We bring home a small furry bundle. It doesn’t matter whether the little bundle mews or barks. Ours generally mew.
Sometimes it’s fully grown. Still doesn’t matter.
The point is, when you do, you’re making a bargain with your future self. And you’re firmly not thinking about it.
Because that adorable fluff bundle in your lap, you’ve already fallen in love with it. Even if it’s still unhappy with you and not quite house-trained yet. Or whatever adorably disgusting habits are already ingrained into the little beast.
But the bargain that you make is that you know the time you have is too short. You hope for the maximum. You pray for more than that. For a cat, a cat who never goes outside, it’s not unreasonable to hope for 15 marvelous years. Maybe even a little longer.

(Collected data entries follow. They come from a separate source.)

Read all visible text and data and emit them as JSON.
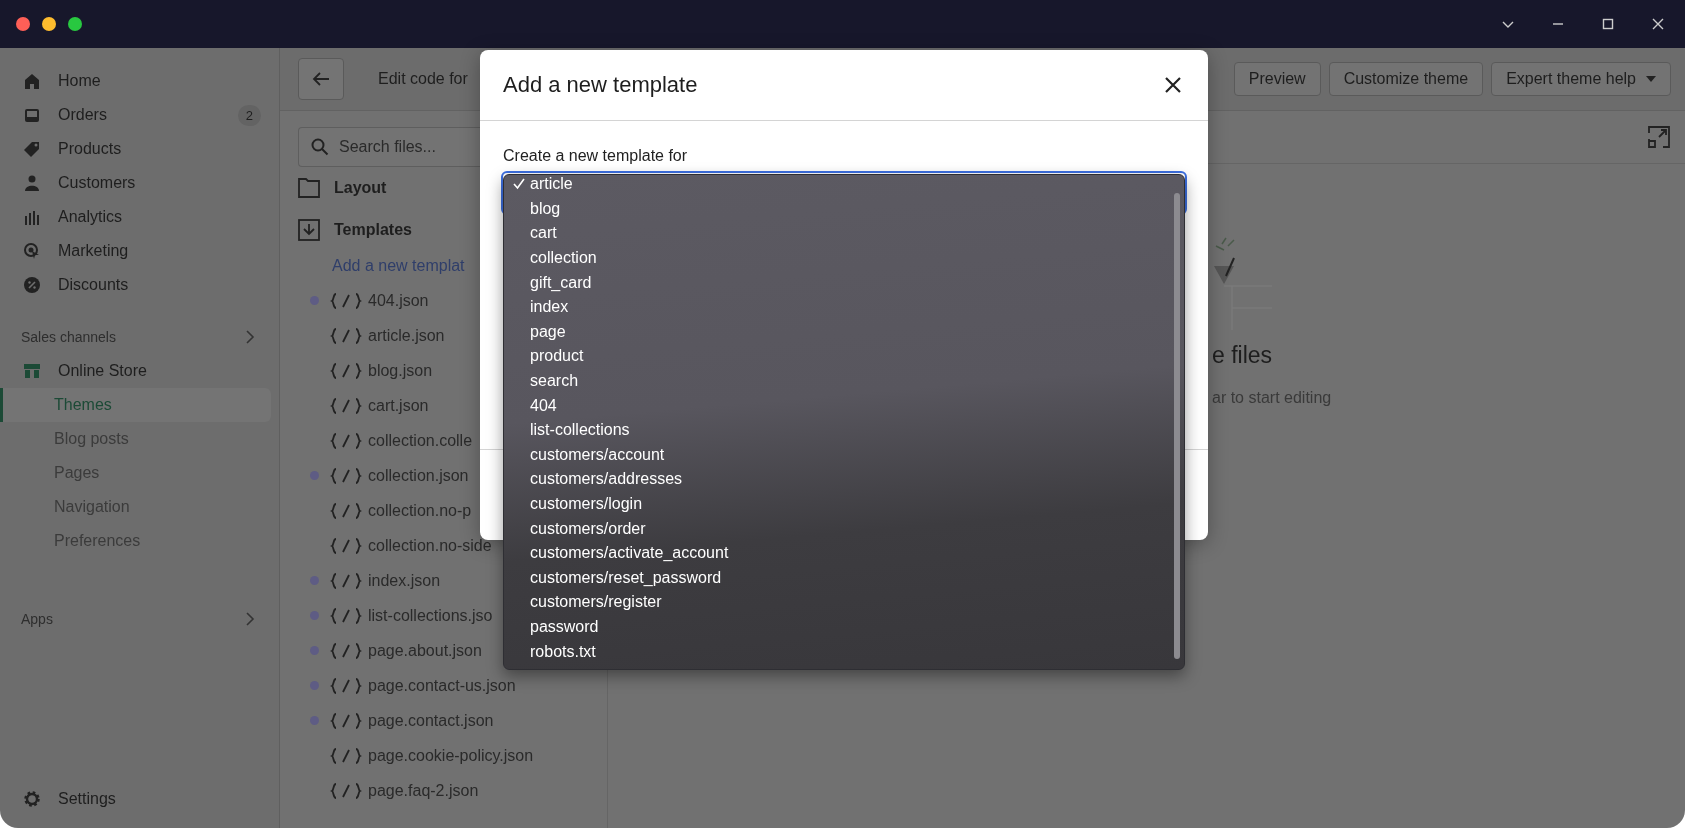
{
  "sidebar": {
    "items": [
      {
        "label": "Home"
      },
      {
        "label": "Orders",
        "badge": "2"
      },
      {
        "label": "Products"
      },
      {
        "label": "Customers"
      },
      {
        "label": "Analytics"
      },
      {
        "label": "Marketing"
      },
      {
        "label": "Discounts"
      }
    ],
    "sales_channels": {
      "label": "Sales channels",
      "channel": {
        "label": "Online Store",
        "children": [
          {
            "label": "Themes",
            "selected": true
          },
          {
            "label": "Blog posts",
            "selected": false
          },
          {
            "label": "Pages",
            "selected": false
          },
          {
            "label": "Navigation",
            "selected": false
          },
          {
            "label": "Preferences",
            "selected": false
          }
        ]
      }
    },
    "apps": {
      "label": "Apps"
    },
    "settings": {
      "label": "Settings"
    }
  },
  "header": {
    "title": "Edit code for",
    "buttons": [
      "Preview",
      "Customize theme"
    ],
    "menu_button": "Expert theme help"
  },
  "files": {
    "search": {
      "placeholder": "Search files..."
    },
    "folders": [
      {
        "label": "Layout",
        "kind": "folder"
      },
      {
        "label": "Templates",
        "kind": "download"
      }
    ],
    "add_link": "Add a new templat",
    "items": [
      {
        "name": "404.json",
        "modified": true
      },
      {
        "name": "article.json",
        "modified": false
      },
      {
        "name": "blog.json",
        "modified": false
      },
      {
        "name": "cart.json",
        "modified": false
      },
      {
        "name": "collection.colle",
        "modified": false
      },
      {
        "name": "collection.json",
        "modified": true
      },
      {
        "name": "collection.no-p",
        "modified": false
      },
      {
        "name": "collection.no-side",
        "modified": false
      },
      {
        "name": "index.json",
        "modified": true
      },
      {
        "name": "list-collections.jso",
        "modified": true
      },
      {
        "name": "page.about.json",
        "modified": true
      },
      {
        "name": "page.contact-us.json",
        "modified": true
      },
      {
        "name": "page.contact.json",
        "modified": true
      },
      {
        "name": "page.cookie-policy.json",
        "modified": false
      },
      {
        "name": "page.faq-2.json",
        "modified": false
      }
    ]
  },
  "editor": {
    "heading": "e files",
    "hint": "ar to start editing"
  },
  "dialog": {
    "title": "Add a new template",
    "label": "Create a new template for",
    "options": [
      {
        "label": "article",
        "selected": true
      },
      {
        "label": "blog",
        "selected": false
      },
      {
        "label": "cart",
        "selected": false
      },
      {
        "label": "collection",
        "selected": false
      },
      {
        "label": "gift_card",
        "selected": false
      },
      {
        "label": "index",
        "selected": false
      },
      {
        "label": "page",
        "selected": false
      },
      {
        "label": "product",
        "selected": false
      },
      {
        "label": "search",
        "selected": false
      },
      {
        "label": "404",
        "selected": false
      },
      {
        "label": "list-collections",
        "selected": false
      },
      {
        "label": "customers/account",
        "selected": false
      },
      {
        "label": "customers/addresses",
        "selected": false
      },
      {
        "label": "customers/login",
        "selected": false
      },
      {
        "label": "customers/order",
        "selected": false
      },
      {
        "label": "customers/activate_account",
        "selected": false
      },
      {
        "label": "customers/reset_password",
        "selected": false
      },
      {
        "label": "customers/register",
        "selected": false
      },
      {
        "label": "password",
        "selected": false
      },
      {
        "label": "robots.txt",
        "selected": false
      }
    ]
  }
}
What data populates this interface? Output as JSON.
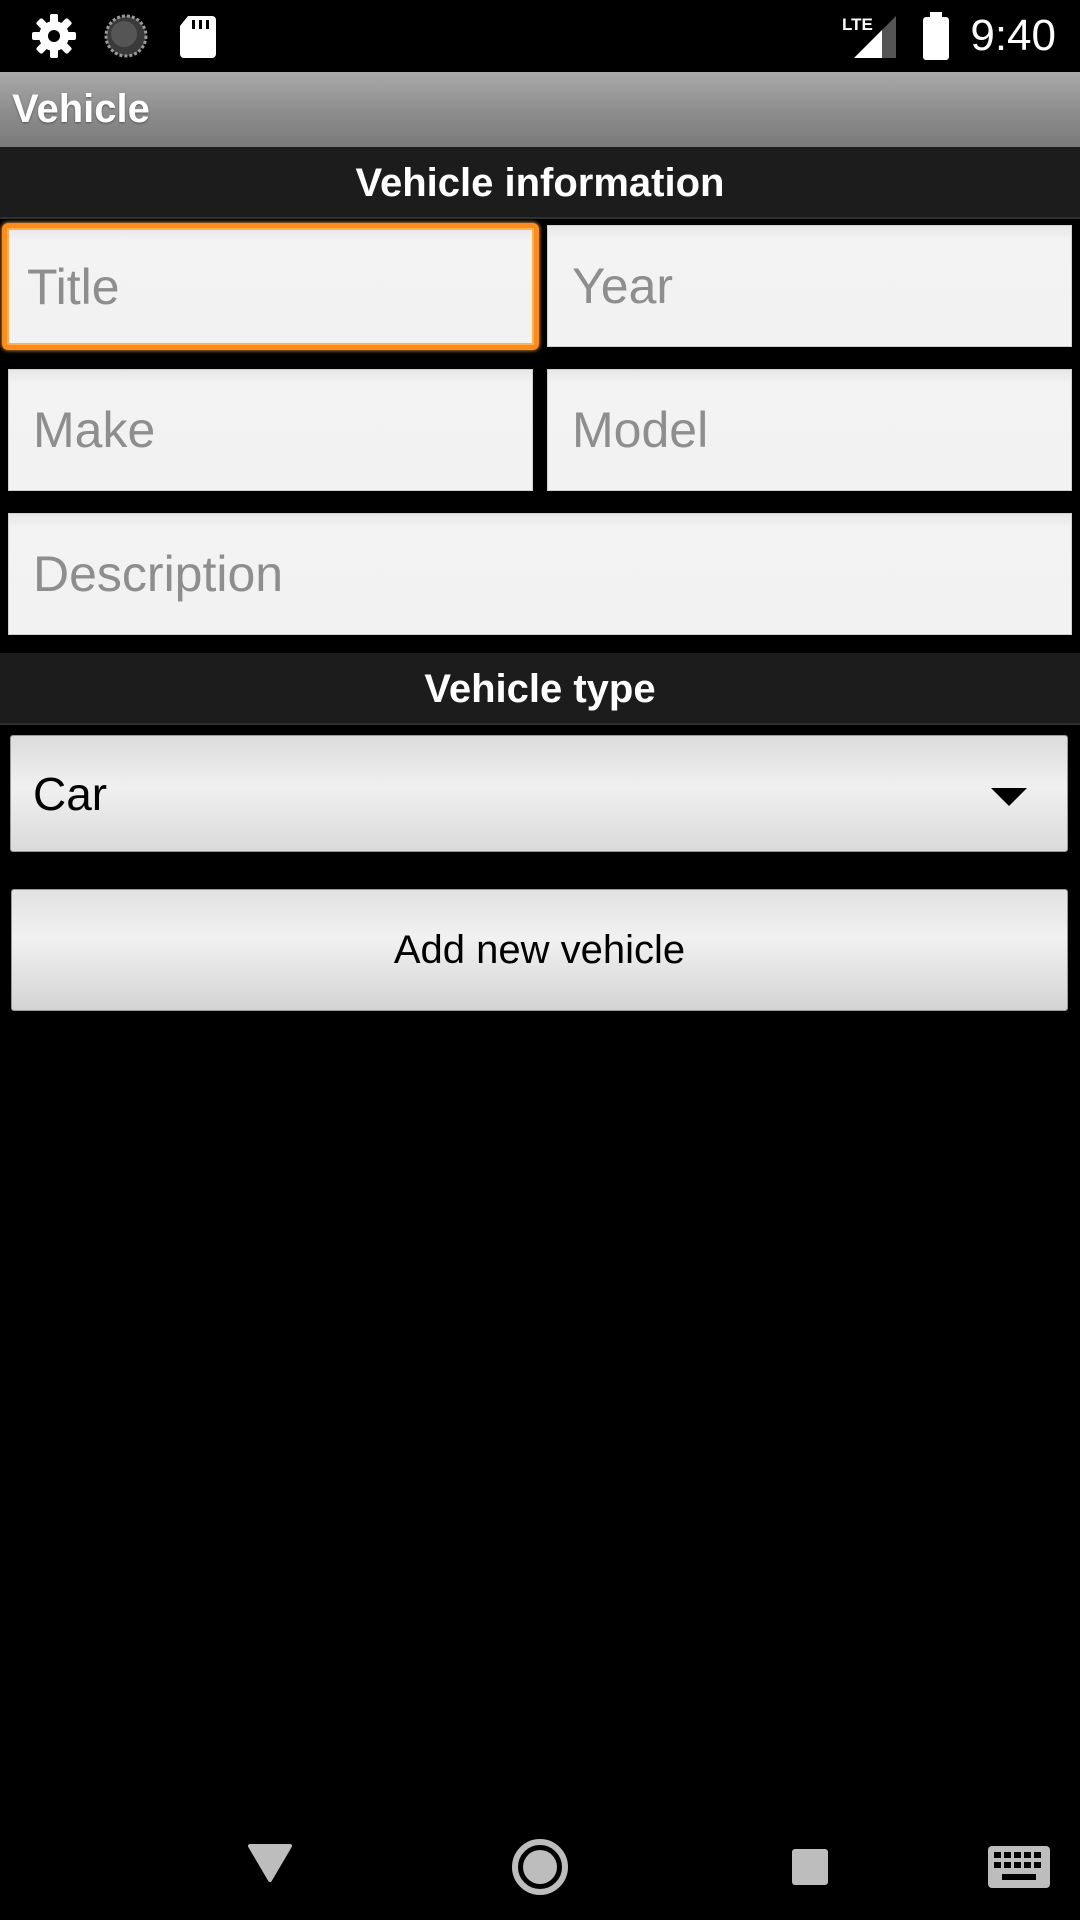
{
  "status_bar": {
    "time": "9:40",
    "network": "LTE",
    "icons": [
      "gear-icon",
      "sync-icon",
      "sd-card-icon",
      "lte-signal-icon",
      "battery-icon"
    ]
  },
  "action_bar": {
    "title": "Vehicle"
  },
  "vehicle_info": {
    "header": "Vehicle information",
    "title_placeholder": "Title",
    "year_placeholder": "Year",
    "make_placeholder": "Make",
    "model_placeholder": "Model",
    "description_placeholder": "Description"
  },
  "vehicle_type": {
    "header": "Vehicle type",
    "selected": "Car"
  },
  "add_button": {
    "label": "Add new vehicle"
  },
  "nav_bar": {
    "icons": [
      "back-icon",
      "home-icon",
      "recents-icon",
      "keyboard-icon"
    ]
  },
  "colors": {
    "focus_accent": "#ff8c1a",
    "action_bar": "#8c8c8c",
    "background": "#000000"
  }
}
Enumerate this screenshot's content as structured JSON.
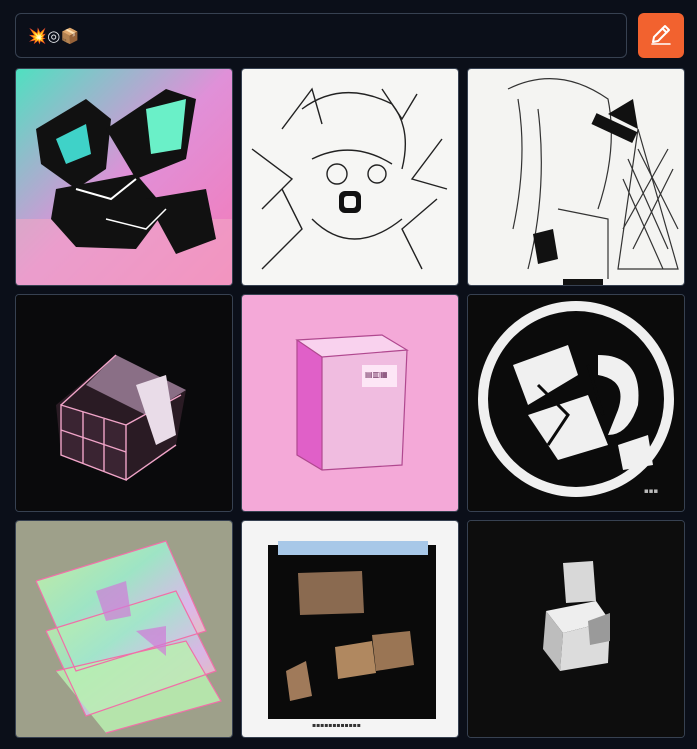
{
  "prompt": {
    "value": "💥◎📦"
  },
  "edit_button": {
    "icon": "pencil-icon",
    "color": "#f2622f"
  },
  "gallery": {
    "images": [
      {
        "name": "gallery-image-1",
        "style": "pastel teal pink geometric cube collage"
      },
      {
        "name": "gallery-image-2",
        "style": "black line sketch anime face"
      },
      {
        "name": "gallery-image-3",
        "style": "line sketch anime girl with bow"
      },
      {
        "name": "gallery-image-4",
        "style": "dark background pink wireframe box"
      },
      {
        "name": "gallery-image-5",
        "style": "pink carton box on pink background"
      },
      {
        "name": "gallery-image-6",
        "style": "black and white circular emblem"
      },
      {
        "name": "gallery-image-7",
        "style": "holographic layered papers"
      },
      {
        "name": "gallery-image-8",
        "style": "framed box with cardboard cubes"
      },
      {
        "name": "gallery-image-9",
        "style": "white box on black background"
      }
    ]
  },
  "colors": {
    "background": "#0b0f19",
    "border": "#374151",
    "accent": "#f2622f"
  }
}
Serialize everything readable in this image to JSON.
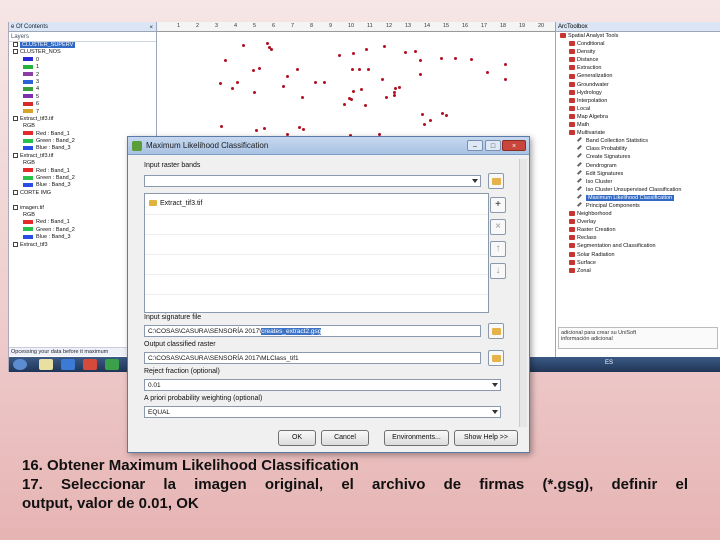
{
  "toc": {
    "title": "e Of Contents",
    "close": "×",
    "layers_label": "Layers",
    "items": [
      {
        "text": "CLUSTER_SUPERV",
        "kind": "layer-selected"
      },
      {
        "text": "CLUSTER_NOS",
        "kind": "layer"
      },
      {
        "text": "0",
        "kind": "class",
        "color": "#2b2bd6"
      },
      {
        "text": "1",
        "kind": "class",
        "color": "#27b33a"
      },
      {
        "text": "2",
        "kind": "class",
        "color": "#8b3ea8"
      },
      {
        "text": "3",
        "kind": "class",
        "color": "#2b63d6"
      },
      {
        "text": "4",
        "kind": "class",
        "color": "#38a038"
      },
      {
        "text": "5",
        "kind": "class",
        "color": "#7c2fb0"
      },
      {
        "text": "6",
        "kind": "class",
        "color": "#d62b2b"
      },
      {
        "text": "7",
        "kind": "class",
        "color": "#d6a22b"
      },
      {
        "text": "Extract_tif3.tif",
        "kind": "layer"
      },
      {
        "text": "RGB",
        "kind": "group"
      },
      {
        "text": "Red : Band_1",
        "kind": "class",
        "color": "#e52a2a"
      },
      {
        "text": "Green : Band_2",
        "kind": "class",
        "color": "#2ac14a"
      },
      {
        "text": "Blue : Band_3",
        "kind": "class",
        "color": "#2a4ee5"
      },
      {
        "text": "Extract_tif3.tif",
        "kind": "layer"
      },
      {
        "text": "RGB",
        "kind": "group"
      },
      {
        "text": "Red : Band_1",
        "kind": "class",
        "color": "#e52a2a"
      },
      {
        "text": "Green : Band_2",
        "kind": "class",
        "color": "#2ac14a"
      },
      {
        "text": "Blue : Band_3",
        "kind": "class",
        "color": "#2a4ee5"
      },
      {
        "text": "CORTE IMG",
        "kind": "layer"
      },
      {
        "text": "",
        "kind": "blank"
      },
      {
        "text": "imagen.tif",
        "kind": "layer"
      },
      {
        "text": "RGB",
        "kind": "group"
      },
      {
        "text": "Red : Band_1",
        "kind": "class",
        "color": "#e52a2a"
      },
      {
        "text": "Green : Band_2",
        "kind": "class",
        "color": "#2ac14a"
      },
      {
        "text": "Blue : Band_3",
        "kind": "class",
        "color": "#2a4ee5"
      },
      {
        "text": "Extract_tif3",
        "kind": "layer"
      }
    ],
    "status": "Opcessing your data before it maximum"
  },
  "map": {
    "ruler_ticks": [
      "1",
      "2",
      "3",
      "4",
      "5",
      "6",
      "7",
      "8",
      "9",
      "10",
      "11",
      "12",
      "13",
      "14",
      "15",
      "16",
      "17",
      "18",
      "19",
      "20"
    ]
  },
  "toolbox": {
    "title": "ArcToolbox",
    "items": [
      {
        "text": "Spatial Analyst Tools",
        "kind": "box",
        "level": 0
      },
      {
        "text": "Conditional",
        "kind": "box",
        "level": 1
      },
      {
        "text": "Density",
        "kind": "box",
        "level": 1
      },
      {
        "text": "Distance",
        "kind": "box",
        "level": 1
      },
      {
        "text": "Extraction",
        "kind": "box",
        "level": 1
      },
      {
        "text": "Generalization",
        "kind": "box",
        "level": 1
      },
      {
        "text": "Groundwater",
        "kind": "box",
        "level": 1
      },
      {
        "text": "Hydrology",
        "kind": "box",
        "level": 1
      },
      {
        "text": "Interpolation",
        "kind": "box",
        "level": 1
      },
      {
        "text": "Local",
        "kind": "box",
        "level": 1
      },
      {
        "text": "Map Algebra",
        "kind": "box",
        "level": 1
      },
      {
        "text": "Math",
        "kind": "box",
        "level": 1
      },
      {
        "text": "Multivariate",
        "kind": "box",
        "level": 1
      },
      {
        "text": "Band Collection Statistics",
        "kind": "tool",
        "level": 2
      },
      {
        "text": "Class Probability",
        "kind": "tool",
        "level": 2
      },
      {
        "text": "Create Signatures",
        "kind": "tool",
        "level": 2
      },
      {
        "text": "Dendrogram",
        "kind": "tool",
        "level": 2
      },
      {
        "text": "Edit Signatures",
        "kind": "tool",
        "level": 2
      },
      {
        "text": "Iso Cluster",
        "kind": "tool",
        "level": 2
      },
      {
        "text": "Iso Cluster Unsupervised Classification",
        "kind": "tool",
        "level": 2
      },
      {
        "text": "Maximum Likelihood Classification",
        "kind": "tool-selected",
        "level": 2
      },
      {
        "text": "Principal Components",
        "kind": "tool",
        "level": 2
      },
      {
        "text": "Neighborhood",
        "kind": "box",
        "level": 1
      },
      {
        "text": "Overlay",
        "kind": "box",
        "level": 1
      },
      {
        "text": "Raster Creation",
        "kind": "box",
        "level": 1
      },
      {
        "text": "Reclass",
        "kind": "box",
        "level": 1
      },
      {
        "text": "Segmentation and Classification",
        "kind": "box",
        "level": 1
      },
      {
        "text": "Solar Radiation",
        "kind": "box",
        "level": 1
      },
      {
        "text": "Surface",
        "kind": "box",
        "level": 1
      },
      {
        "text": "Zonal",
        "kind": "box",
        "level": 1
      }
    ],
    "hint_line1": "adicional para crear su UniSoft",
    "hint_line2": "información adicional"
  },
  "taskbar": {
    "lang": "ES"
  },
  "dialog": {
    "title": "Maximum Likelihood Classification",
    "minimize": "–",
    "maximize": "□",
    "close": "×",
    "input_raster_label": "Input raster bands",
    "input_raster_value": "",
    "list_items": [
      "Extract_tif3.tif"
    ],
    "signature_label": "Input signature file",
    "signature_prefix": "C:\\COSAS\\CASURA\\SENSORÍA 2017\\",
    "signature_selected": "creates_extract2.gsg",
    "output_label": "Output classified raster",
    "output_value": "C:\\COSAS\\CASURA\\SENSORÍA 2017\\MLClass_tif1",
    "reject_label": "Reject fraction (optional)",
    "reject_value": "0.01",
    "apriori_label": "A priori probability weighting (optional)",
    "apriori_value": "EQUAL",
    "btn_ok": "OK",
    "btn_cancel": "Cancel",
    "btn_env": "Environments...",
    "btn_help": "Show Help >>",
    "side_add": "+",
    "side_remove": "×",
    "side_up": "↑",
    "side_down": "↓"
  },
  "caption": {
    "line1": "16. Obtener Maximum Likelihood Classification",
    "line2": "17. Seleccionar la imagen original, el archivo de firmas (*.gsg), definir el",
    "line3": "output, valor de 0.01, OK"
  }
}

But that’s not enough. Someone once said that the tragedy of loving a pet is that our lives are so long, and theirs are so damned short.
Erasmus is 12 and a half. My sweet baby boy. After innumerable tests by three different vets in two states, and several different guesses–finally a diagnosis. The one we feared. He has intermediate-cell cancer.
He confused the issue for a few months by holding his weight while being treated for IBD, but that wasn’t it. Now he’s on chemo.
At the moment, he is fine. He acts completely normal. He’s just skinny. It’s his humans who are wrecked. We know his time is running out faster than it is supposed to. He thinks life is pretty sweet, except for the weekly trips to the vet. Meanwhile, he’s getting spoiled rotten.
I know that there are friends waiting for him at the Rainbow Bridge. Zade, our playful Scheherazade, was taken from us far too soon. Jennyfur is waiting to box his ears. And Erasmus needs to take a message to my beloved Licorice for me, to tell him that I still miss him after 16 years.
But I am so not ready for him to take that message yet. Not ready at all.